The cost of living in Nicaragua

Everyone wishing to retire somewhere in Nicaragua wants to know what the cost of living is in their desired retirement destination. The press has listed Nicaragua as one of the top retirement destinations for many reasons, including the quality of life you will have and the cost of living. Adding to this are the benefits the Nicaraguan government has promoted to assist people retiring in Nicaragua.


Like any other place in the world, the cost of living varies from city to city and area. If you wish to live in Managua, your cost of living is going to be higher than, say, if you went to live in Matagalpa, Granada or San Juan del Sur. Housing or rent will be cheaper or more expensive depending on where you want to live. Of course, you can live for as cheap or as expensively as you want; it all depends on your pocket book. Many retirees surveyed say they live on an average monthly budget of $500 to $1,000 per month. Many Nicaraguans don’t earn much money and live on substantially less than this, but they are forced to live off the land and have very, very basic lifestyles. On average though, expect to pay about $800 a month for your expenses. If you need air conditioning, it will push your cost of living in Nicaragua up a few dollars more (electricity is very expensive in Nicaragua).

In some of the smaller towns of the north, you will pay only $100 to $400 US rent per month for a single family home. In the larger cities or beach communities, expect to pay anywhere from $300 to $1,000 per month for the same type of living accommodation. It all depends on your needs, your budgets and your tastes. The real estate market always changes, so it’s a little difficult to predict exactly what your rental payments will be. To rent a place in Granada will be about $400 for a small place. Whatever way you look at it, the rent is definitely cheaper in Nicaragua than in Europe or North America.

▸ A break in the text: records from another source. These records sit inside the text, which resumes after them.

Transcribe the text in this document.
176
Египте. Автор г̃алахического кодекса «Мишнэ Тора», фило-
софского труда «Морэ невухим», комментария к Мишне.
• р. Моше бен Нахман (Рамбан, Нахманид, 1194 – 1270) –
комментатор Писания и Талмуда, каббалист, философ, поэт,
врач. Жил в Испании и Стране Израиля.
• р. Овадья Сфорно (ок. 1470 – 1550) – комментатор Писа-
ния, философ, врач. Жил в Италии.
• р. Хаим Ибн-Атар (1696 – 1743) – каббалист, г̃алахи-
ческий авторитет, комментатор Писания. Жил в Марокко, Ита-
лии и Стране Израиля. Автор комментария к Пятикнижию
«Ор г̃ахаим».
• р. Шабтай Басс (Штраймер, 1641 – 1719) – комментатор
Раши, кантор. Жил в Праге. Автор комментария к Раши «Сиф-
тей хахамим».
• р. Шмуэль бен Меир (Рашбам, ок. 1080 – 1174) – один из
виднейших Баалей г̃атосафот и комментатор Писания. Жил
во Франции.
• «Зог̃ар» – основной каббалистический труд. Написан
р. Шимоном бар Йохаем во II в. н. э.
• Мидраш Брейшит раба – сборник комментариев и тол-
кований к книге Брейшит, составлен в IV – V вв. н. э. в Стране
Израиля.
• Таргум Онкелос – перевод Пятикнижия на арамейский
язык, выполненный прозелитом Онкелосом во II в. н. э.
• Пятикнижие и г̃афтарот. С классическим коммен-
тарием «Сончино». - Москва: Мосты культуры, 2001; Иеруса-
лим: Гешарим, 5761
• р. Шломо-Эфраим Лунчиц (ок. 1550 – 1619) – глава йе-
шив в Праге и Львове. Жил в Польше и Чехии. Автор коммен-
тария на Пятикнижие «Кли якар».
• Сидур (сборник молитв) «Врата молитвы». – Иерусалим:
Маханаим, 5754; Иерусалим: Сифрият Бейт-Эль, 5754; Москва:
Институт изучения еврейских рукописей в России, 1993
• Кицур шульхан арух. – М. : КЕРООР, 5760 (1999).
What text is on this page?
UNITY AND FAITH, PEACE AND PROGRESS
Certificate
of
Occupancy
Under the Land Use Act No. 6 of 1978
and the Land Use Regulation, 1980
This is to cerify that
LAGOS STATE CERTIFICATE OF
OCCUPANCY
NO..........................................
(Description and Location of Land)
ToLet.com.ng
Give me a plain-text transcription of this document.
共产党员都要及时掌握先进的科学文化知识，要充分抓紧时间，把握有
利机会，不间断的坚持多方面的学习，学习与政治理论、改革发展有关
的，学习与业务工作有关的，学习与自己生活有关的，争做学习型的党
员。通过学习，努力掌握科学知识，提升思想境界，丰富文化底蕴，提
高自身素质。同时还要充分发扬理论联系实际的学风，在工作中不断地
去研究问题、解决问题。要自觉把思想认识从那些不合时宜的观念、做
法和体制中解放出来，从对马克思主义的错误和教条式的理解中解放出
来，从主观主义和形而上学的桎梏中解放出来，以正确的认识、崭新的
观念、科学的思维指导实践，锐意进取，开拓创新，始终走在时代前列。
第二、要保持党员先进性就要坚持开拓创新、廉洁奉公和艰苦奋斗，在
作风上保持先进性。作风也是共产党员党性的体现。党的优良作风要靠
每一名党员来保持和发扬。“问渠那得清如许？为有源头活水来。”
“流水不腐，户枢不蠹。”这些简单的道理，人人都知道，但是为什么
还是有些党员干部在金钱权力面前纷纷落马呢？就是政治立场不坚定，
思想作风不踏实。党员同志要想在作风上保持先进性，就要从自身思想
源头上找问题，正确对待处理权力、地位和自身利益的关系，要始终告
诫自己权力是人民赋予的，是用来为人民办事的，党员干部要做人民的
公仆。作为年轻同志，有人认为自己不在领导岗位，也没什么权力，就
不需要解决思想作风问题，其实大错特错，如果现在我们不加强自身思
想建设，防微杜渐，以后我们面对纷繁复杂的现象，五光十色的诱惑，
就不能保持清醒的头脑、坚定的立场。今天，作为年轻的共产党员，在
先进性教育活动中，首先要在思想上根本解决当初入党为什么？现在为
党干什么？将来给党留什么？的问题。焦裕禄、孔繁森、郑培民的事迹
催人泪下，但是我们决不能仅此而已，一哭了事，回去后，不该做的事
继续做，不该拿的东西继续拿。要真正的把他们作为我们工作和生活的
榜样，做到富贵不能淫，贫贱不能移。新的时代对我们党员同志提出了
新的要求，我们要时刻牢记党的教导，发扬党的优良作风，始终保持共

Food is definitely cheaper in Nicaragua and you will find an abundance of fresh tropical fruit and fresh seafood. This goes without saying, unless you want to buy imported foods. Your groceries will cost you about $225 a month for one person unless you want to eat imported foods. However, you can decrease your food budget if you only eat locally grown foods. Dining out will add to your food budget. If you stick to Nicaraguan cuisine when going out for dinner, this can be quite cheap. For example, seafood meal might cost you as much as $12.00 US.

The biggest cost of living expense in Nicaragua would have to be gasoline for your vehicle and electricity. Gasoline expenses are very difficult to predict considering the current events in the world. Taxis will cost you about $3.00 a trip, buses, including express buses between cities will cost around $1.50 to $2.00. Public transportation here in Nicaragua is definitely less expensive than elsewhere.

Telephone charges are higher than in North America.


Internet cafes will charge from $1.00 to $2.00 (5 cordobas) for an hour of internet access. Dialup internet is about $12.00 a month, high speed internet costs anywhere from $40 to $100 per month.

Entertainment is rather cheap compared to standards in North America. A movie ticket will be about $4.00. Drinking local beer and liquor is much cheaper than drinking imported brands of alcohol. Beer is about $0.50 and rum will fetch you $5.00 for a bottle. Budget yourself about $100 to $175 a month for entertainment and you will enjoy your leisure time in Nicaragua.

Hiring a maid or cook will cost about $100 a month. However, you then take on the responsibility as an employer for an employee and your employee has rights which you will have to abide by.

Medical care and medicine is cheaper in Nicaragua, something to consider, especially if you are American.

Overall, the cost of living is about 20% cheaper than in North America which is something to consider if you decide to retire in Nicaragua.